A few Mondays ago, I got a call from a young team member. “I won’t be coming in today. Rough night,” she said. “Are you unwell?” I asked. “Sort of. Hangover,” she said.
There was no drama, no guilt. Just an easy honesty I wasn’t used to. And I remember sitting there recalling how my twenty-something self would’ve crawled to work, clutching a coffee like a badge of honour.
That call stayed with me. A small moment of honesty that said so much about how work feels different today. A new grammar of ambition that no longer glorifies suffering.
It made me realise that the workplace today is really where cultures collide. Where three generations, Gen X, Millennials, and Gen Z, show up every morning, carrying different memories of what work is supposed to mean.
The result? A creative field buzzing with ideas, but also brimming with misunderstandings.
Gen X: The builders
For Gen X, work is structured. They grew up in an era when opportunities were scarce and competition was a matter of survival. You showed up, you stayed late, you proved worth. Ambition meant endurance.
They built the ladders, the processes, the rituals of professionalism. So, when they see younger teams frogging (jumping jobs) or ghosting (disappearing), it feels personal, like the rules of gravity have changed. But their steadiness, their bias for commitment, is the scaffolding many agencies still stand on.
Millennials: The straddlers
Millennials inherited that scaffolding and then watched it shake. They entered the workforce in a globalising, digitalising, hyper-competitive India where passion was currency. ‘Do what you love’ was the mantra, but ‘do it all’ became the mandate.
They became experts in adapting: fluent in Gen X discipline, yet alert to Gen Z freedom. Yet they’re also the most exhausted, toggling between KPIs and self-care reels. They are the translators in the middle, often trying to explain one generation to another, while quietly renegotiating their own burnout.
Gen Z: The rewriters
For Gen Z, ambition is best described as modular. A job is not a marriage; it’s a project. They choose alignment over allegiance, wellness over worship. Their vocabulary -- ghosting, benching, revenge quitting -- may sound flippant, but it’s really emotional shorthand for autonomy.
They’re discerning. They want feedback, not follow-up; belonging, not bonding exercises. And they have no patience for performative hustle because they’ve seen what it costs. When they say no, it’s not rejection; it’s recalibration.

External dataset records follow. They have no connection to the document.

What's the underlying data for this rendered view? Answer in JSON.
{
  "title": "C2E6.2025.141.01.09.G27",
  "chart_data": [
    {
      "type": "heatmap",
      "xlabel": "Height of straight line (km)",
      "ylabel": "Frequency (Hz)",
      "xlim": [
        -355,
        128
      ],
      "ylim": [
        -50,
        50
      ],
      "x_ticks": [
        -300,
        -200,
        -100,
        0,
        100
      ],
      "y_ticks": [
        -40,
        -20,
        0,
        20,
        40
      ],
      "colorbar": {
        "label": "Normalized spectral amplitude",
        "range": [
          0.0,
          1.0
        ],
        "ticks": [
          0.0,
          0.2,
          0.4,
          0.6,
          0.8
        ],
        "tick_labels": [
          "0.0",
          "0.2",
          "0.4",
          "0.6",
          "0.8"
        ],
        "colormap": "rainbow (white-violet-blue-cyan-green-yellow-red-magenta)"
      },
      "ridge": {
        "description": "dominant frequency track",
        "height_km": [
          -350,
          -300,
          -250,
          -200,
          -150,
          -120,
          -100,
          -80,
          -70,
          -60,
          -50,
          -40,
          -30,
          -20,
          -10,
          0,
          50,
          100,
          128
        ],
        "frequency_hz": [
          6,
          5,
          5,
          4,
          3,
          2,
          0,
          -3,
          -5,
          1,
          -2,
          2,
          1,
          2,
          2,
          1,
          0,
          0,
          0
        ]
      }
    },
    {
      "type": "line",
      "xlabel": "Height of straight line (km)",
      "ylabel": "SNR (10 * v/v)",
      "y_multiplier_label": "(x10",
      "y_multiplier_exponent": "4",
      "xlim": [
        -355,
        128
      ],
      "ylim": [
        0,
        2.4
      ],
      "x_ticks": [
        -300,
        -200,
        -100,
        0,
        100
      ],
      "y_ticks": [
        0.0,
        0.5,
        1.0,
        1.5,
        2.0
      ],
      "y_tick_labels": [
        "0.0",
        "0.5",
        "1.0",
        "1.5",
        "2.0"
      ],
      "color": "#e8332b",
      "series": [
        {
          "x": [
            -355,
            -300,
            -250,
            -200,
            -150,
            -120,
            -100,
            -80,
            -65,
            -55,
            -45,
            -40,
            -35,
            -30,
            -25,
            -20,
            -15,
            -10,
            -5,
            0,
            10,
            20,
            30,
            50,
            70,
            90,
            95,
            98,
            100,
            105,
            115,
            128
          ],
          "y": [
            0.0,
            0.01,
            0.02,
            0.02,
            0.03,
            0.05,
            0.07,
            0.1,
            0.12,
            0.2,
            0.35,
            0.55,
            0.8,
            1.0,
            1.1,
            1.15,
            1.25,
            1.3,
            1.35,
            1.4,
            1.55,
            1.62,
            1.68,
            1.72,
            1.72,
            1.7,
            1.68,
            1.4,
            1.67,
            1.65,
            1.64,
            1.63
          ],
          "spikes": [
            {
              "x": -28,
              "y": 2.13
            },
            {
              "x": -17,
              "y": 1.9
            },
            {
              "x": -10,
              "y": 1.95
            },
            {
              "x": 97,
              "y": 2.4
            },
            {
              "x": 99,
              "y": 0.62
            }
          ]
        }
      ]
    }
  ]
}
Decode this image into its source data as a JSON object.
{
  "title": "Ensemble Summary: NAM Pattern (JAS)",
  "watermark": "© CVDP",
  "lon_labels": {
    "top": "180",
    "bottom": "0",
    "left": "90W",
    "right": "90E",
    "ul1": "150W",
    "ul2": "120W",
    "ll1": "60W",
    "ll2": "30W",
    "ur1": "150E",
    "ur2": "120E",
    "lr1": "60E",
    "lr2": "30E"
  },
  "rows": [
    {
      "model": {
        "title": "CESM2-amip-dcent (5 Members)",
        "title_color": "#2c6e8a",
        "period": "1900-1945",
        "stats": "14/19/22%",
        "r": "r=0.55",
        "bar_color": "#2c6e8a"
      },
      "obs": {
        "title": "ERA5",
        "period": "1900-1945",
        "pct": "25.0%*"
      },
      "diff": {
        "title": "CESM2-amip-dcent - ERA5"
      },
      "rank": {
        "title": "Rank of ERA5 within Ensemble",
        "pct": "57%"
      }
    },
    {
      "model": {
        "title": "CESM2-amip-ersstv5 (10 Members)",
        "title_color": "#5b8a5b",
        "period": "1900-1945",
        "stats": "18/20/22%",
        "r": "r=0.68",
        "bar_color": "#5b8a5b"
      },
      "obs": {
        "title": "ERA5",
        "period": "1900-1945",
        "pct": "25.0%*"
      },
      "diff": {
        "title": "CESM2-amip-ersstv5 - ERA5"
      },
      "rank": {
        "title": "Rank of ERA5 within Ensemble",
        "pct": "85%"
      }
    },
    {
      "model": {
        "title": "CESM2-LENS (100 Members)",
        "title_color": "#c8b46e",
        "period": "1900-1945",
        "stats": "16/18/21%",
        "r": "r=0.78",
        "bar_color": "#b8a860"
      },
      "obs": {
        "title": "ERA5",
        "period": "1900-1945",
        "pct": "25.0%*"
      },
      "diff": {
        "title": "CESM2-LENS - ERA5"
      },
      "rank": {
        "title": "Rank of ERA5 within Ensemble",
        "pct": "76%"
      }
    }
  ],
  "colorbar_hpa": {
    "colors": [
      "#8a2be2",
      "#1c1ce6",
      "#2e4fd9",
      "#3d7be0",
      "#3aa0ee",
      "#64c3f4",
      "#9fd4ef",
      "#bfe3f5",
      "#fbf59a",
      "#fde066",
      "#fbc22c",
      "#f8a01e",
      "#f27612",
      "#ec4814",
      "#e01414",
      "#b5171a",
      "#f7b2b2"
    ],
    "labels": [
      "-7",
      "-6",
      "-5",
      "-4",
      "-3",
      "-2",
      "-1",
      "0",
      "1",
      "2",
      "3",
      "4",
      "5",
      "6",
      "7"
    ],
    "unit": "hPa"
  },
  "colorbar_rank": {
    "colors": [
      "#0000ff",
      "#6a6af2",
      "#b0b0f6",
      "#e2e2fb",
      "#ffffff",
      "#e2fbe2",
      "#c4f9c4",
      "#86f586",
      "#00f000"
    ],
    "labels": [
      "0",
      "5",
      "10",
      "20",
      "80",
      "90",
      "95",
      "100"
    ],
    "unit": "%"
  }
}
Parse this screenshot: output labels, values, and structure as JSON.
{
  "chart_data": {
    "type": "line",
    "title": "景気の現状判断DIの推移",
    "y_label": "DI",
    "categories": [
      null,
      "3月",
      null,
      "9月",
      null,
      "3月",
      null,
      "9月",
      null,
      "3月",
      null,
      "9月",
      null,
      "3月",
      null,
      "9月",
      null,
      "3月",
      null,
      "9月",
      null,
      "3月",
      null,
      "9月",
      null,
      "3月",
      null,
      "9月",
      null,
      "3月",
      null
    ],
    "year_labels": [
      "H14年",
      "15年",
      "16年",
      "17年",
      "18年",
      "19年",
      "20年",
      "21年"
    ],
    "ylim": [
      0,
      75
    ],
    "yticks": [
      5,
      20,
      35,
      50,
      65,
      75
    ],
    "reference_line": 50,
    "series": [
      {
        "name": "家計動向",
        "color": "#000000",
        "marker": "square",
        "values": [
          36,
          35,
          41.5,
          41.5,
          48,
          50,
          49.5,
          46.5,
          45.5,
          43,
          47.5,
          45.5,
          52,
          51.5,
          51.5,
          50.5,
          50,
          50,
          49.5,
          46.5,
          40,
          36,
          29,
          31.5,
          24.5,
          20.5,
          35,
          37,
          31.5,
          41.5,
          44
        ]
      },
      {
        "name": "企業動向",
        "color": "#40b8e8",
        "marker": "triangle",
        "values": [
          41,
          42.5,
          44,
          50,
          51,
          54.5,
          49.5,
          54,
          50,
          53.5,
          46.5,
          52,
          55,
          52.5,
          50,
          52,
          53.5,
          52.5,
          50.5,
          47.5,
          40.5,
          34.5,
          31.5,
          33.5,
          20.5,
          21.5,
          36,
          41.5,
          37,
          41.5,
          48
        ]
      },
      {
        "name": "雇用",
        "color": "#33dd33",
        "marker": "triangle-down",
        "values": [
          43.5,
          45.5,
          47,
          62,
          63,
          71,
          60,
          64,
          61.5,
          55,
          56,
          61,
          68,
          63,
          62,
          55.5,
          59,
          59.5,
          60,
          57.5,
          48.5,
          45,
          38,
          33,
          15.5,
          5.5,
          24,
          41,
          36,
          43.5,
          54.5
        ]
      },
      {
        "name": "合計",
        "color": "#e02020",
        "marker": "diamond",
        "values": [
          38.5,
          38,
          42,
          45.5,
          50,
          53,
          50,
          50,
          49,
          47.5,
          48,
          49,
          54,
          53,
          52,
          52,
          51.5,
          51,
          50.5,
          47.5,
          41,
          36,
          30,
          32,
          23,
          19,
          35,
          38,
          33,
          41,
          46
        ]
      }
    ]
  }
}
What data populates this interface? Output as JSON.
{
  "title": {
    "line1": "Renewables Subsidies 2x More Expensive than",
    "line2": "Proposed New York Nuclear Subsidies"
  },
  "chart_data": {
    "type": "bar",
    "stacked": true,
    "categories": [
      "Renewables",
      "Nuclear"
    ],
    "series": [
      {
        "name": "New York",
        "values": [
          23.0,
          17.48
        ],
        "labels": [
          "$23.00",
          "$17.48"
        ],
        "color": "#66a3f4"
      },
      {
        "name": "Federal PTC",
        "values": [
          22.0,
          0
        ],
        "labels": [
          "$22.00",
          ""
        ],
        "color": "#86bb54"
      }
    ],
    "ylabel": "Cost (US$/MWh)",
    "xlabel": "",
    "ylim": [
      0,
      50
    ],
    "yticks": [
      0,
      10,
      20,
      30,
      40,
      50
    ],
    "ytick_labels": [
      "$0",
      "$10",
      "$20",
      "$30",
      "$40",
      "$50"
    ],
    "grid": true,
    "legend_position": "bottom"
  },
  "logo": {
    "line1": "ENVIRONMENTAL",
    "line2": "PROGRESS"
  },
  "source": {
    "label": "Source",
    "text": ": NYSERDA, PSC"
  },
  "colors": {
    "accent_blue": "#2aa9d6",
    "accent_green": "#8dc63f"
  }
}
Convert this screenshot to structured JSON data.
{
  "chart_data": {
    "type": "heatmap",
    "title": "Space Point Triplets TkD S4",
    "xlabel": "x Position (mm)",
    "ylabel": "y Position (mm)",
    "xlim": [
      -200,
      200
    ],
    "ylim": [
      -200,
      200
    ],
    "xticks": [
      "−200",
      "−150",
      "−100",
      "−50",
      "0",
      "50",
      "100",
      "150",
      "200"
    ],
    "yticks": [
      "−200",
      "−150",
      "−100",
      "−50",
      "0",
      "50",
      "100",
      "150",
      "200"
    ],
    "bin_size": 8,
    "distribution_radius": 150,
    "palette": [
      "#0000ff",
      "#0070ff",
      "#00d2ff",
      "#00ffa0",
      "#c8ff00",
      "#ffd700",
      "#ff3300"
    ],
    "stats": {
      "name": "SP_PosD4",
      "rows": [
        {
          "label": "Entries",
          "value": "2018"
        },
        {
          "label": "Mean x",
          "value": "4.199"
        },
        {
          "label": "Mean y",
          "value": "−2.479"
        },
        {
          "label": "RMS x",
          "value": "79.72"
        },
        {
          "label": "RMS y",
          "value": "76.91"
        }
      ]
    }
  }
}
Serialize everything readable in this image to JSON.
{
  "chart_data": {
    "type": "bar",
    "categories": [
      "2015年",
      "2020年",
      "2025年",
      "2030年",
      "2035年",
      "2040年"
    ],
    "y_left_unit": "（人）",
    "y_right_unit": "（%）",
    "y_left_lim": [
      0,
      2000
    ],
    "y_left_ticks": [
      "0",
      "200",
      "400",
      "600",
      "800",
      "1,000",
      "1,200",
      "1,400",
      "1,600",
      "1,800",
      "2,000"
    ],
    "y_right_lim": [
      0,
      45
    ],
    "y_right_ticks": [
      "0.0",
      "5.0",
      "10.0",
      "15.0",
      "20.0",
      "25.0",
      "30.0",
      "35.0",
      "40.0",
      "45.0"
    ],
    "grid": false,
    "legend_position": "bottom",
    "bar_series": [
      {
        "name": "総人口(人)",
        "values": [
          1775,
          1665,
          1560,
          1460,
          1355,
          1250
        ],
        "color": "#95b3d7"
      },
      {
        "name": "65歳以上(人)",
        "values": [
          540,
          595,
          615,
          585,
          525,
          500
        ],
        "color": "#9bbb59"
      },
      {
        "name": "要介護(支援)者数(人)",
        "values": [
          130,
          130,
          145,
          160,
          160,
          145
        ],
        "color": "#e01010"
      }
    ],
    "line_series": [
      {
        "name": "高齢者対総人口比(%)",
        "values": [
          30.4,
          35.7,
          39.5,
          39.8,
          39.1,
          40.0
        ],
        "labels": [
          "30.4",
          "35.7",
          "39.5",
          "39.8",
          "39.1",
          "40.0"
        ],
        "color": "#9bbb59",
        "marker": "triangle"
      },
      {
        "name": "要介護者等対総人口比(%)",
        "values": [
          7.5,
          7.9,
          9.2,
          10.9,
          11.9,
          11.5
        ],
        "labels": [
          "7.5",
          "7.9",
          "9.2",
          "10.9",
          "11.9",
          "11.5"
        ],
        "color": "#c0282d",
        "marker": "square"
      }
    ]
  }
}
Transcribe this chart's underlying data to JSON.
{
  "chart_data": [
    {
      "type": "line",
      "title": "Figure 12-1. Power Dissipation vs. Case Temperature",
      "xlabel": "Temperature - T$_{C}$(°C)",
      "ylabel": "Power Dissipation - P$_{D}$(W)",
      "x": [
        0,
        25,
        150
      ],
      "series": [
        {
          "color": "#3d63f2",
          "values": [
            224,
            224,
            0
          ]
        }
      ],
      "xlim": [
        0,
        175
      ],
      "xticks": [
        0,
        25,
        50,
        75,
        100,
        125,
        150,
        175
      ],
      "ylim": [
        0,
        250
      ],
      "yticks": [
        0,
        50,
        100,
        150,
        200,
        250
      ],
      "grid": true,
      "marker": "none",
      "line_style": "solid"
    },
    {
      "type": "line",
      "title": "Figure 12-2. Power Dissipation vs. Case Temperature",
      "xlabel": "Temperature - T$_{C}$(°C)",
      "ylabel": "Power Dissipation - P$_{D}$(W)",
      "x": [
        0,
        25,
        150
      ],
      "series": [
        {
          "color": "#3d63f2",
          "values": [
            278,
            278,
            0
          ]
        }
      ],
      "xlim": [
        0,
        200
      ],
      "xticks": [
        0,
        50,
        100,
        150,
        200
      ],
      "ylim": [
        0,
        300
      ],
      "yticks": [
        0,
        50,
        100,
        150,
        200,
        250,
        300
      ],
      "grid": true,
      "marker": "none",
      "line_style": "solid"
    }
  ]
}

Three ambitions, one office
In agencies, which by nature are creative, chaotic and deeply human, these worlds often collide. Gen X values stability; they see work as a calling. Millennials chase meaning, approaching work as an identity. And the youngest, Gen Z seeks balance and work is just one piece of life. None are wrong; they’re just shaped by different economies, technologies, and truths.
The challenge for agency leaders then is to design spaces where these ambitions can coexist.
If you lead teams spanning three decades, here’s a practical lens, a generational coexistence checklist, if you will, to build workplaces that flex.
- Revisit the rules, not the values Keep the integrity of deadlines, but question rituals that no longer serve. Is staying late really passion or just a pattern?
- Design for dialogue, not monologue Replace townhalls with roundtables. Let Gen Z question, millennials co-create, and Gen X contextualise. Ambition today is collaborative, not command-driven.
- Reward outcome, not optics Don’t conflate long hours with loyalty. Measure creativity, ownership, and contribution — not chair time.
- Mentor across, not just down Pair Gen X’s experience with Gen Z’s experimentation. Millennials can be cultural interpreters in the middle.
- Normalise fluid growth A zigzag career isn’t instability; it’s curiosity. Offer lateral moves, passion projects, and sabbaticals.
- Name the friction Don’t tiptoe around generational tension. Surface it. Decode it. Let each group explain their ‘why’. Understanding begins with articulation.
Let’s face it. The future workplace is both hybrid in format and in atmosphere. A place where ambition isn’t one-size-fits-all, but one-size-fits-now.
While hustle built the industry, hesitation is humanising it and somewhere in between lies the real work: learning to listen across generations. If agencies can master that, they won’t just retain talent; they will also attract it.